N. C. : Le projet de décret autorise dans un établissement IAA l’utilisation d’EUT avec ou sans contact avec la denrée alimentaire à la condition qu’en soit démontrée l’innocuité. Tous les usages autorisés, les paramètres et les valeurs seuils de la qualité de l’eau exigées par les usages seront détaillés dans un arrêté annoncé par ce décret. Le texte définitif n’est pas publié, mais c’est du bon sens ! Nous avons aussi soutenu les industriels engagés dans cette démarche. Quand on produit de l’eau traitée osmosée en sortie de son production, il n’y a aucune raison de ne pas trouver d’usages internes ou externes (balayeuses, irrigation, nettoyage).
Opportunité de “l’approche multi-barrière”
Et que penser de l’aménagement attendu du cadre réglementaire français pour la réutilisation de l’eau en irrigation agricole et espaces verts ?
N. C. : La réglementation française va devoir s’aligner avec le cadre européen du règlement relatif aux exigences minimales pour la réutilisation de l’eau, applicable à compter du 26 juin, mais de façon obligatoire dans l’agriculture seulement. Il ne couvre ni les espaces verts ni les golfs. On entend souvent que ce règlement est plus contraignant que la réglementation française, mais ce n’est pas tout à fait juste. En effet, bien que les valeurs seuils de certains paramètres de qualité de l’eau soient plus contraignantes, ce n’est vrai que pour certains usages en irrigation agricole, et le règlement européen autorise l’approche multibarrière : elle consiste à s’affranchir du risque en mettant en place des barrières appropriées qui dépendent du contexte, plutôt que d’appliquer un traitement et des valeurs seuils de façon uniforme. L’approche multi-barrière est également celle recommandée par l’OMS.
C’est grâce à cette approche que certains pays de l’UE comme la Belgique utilisent déjà la REUT dans des usages agroalimentaires.

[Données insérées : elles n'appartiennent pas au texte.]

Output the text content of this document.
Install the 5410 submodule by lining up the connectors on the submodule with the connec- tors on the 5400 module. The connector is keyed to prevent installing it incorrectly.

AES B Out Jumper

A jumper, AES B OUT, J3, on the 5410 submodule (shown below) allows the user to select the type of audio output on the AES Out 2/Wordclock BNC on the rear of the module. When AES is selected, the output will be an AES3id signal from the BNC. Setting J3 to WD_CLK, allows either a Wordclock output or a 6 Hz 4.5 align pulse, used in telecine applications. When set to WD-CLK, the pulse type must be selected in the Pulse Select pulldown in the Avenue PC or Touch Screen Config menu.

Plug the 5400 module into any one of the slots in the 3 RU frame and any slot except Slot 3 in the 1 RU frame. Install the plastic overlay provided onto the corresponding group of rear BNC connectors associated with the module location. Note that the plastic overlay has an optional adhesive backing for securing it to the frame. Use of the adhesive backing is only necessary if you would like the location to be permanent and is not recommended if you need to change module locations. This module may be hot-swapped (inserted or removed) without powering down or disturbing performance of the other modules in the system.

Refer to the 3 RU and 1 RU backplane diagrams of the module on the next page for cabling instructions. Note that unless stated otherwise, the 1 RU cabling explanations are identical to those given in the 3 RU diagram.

On peut donc attendre que la France adopte l’approche multi-barrière, ou qu’elle calque ses contraintes qualités sur celle de l’UE, ce qui mettrait fin à de nombreux projets REUT. Nous attendons la déclinaison française, et les ajustements par ricochet sur la réglementation liée aux espaces verts.
La problématique de l’économie circulaire de l’eau concerne-t-elle toutes les entreprises ou certaines plus que d’autres ?
N. C. : Elle concerne en particulier les industries très consommatrices d’eau – agroalimentaire, papeterie… –, les industries productrices – distilleries, laiterie… –, les industries situées dans des régions en déficit hydrique du centre et de l’ouest de la France. Mais tout le monde est concerné. Qui n’utilise pas d’eau ?
Comment faire d’un fardeau une nouvelle ressource, un gisement de valeur ?
N. C. : Il suffit souvent de passer d’une vision de court terme à une vision de long terme : ce fardeau coûte cher : traiter, rejeter, tout ça pour finir à la mer… Dans dix ou vingt ans, ceux qui ont investi pour valoriser leur gisement d’EUT auront amorti leurs investissements et bénéficieront d’une ressource pérenne, les autres continueront de payer, de plus en plus cher, pour prélever et pour rejeter. On recycle à peu près tout sauf l’eau : il est temps !
Multiplier les échanges entre territoires et industriels
Quels outils développez-vous pour valoriser les eaux usées ? Quels usages peut-on en faire ?
N. C. : Nous développons des outils (méthodologies, outils de dimensionnement, kits de formation, pilotes…) pour permettre aux acteurs impliqués dans les futures boucles de réutilisation d’eau (les producteurs d’eaux non conventionnelles, les utilisateurs, les financeurs, le législateur, les gestionnaires de bassins, les acteurs de la filière de production, etc.). L’idée est de s’acculturer, de se rassurer, d’évaluer les meilleurs scénarios pour eux, de les mettre en place, de réaliser le projet et de le contrôler. Nous avons une approche 360° au service des autres. Seul, personne ne peut mettre en œuvre la REUT : c’est une approche collective. En plus d’outils spécifiques à la R&D que nous développons avec la recherche (Inrae par exemple) et qui devraient, à l’avenir, faciliter la sélection et la mise en œuvre de projets REUT, nous travaillons sur la plateforme HotspotReuse, qui recense les projets avec un niveau de données permettant d’évaluer la faisabilité des idées, des utilisateurs, d’ouvrir l’horizon des possibles.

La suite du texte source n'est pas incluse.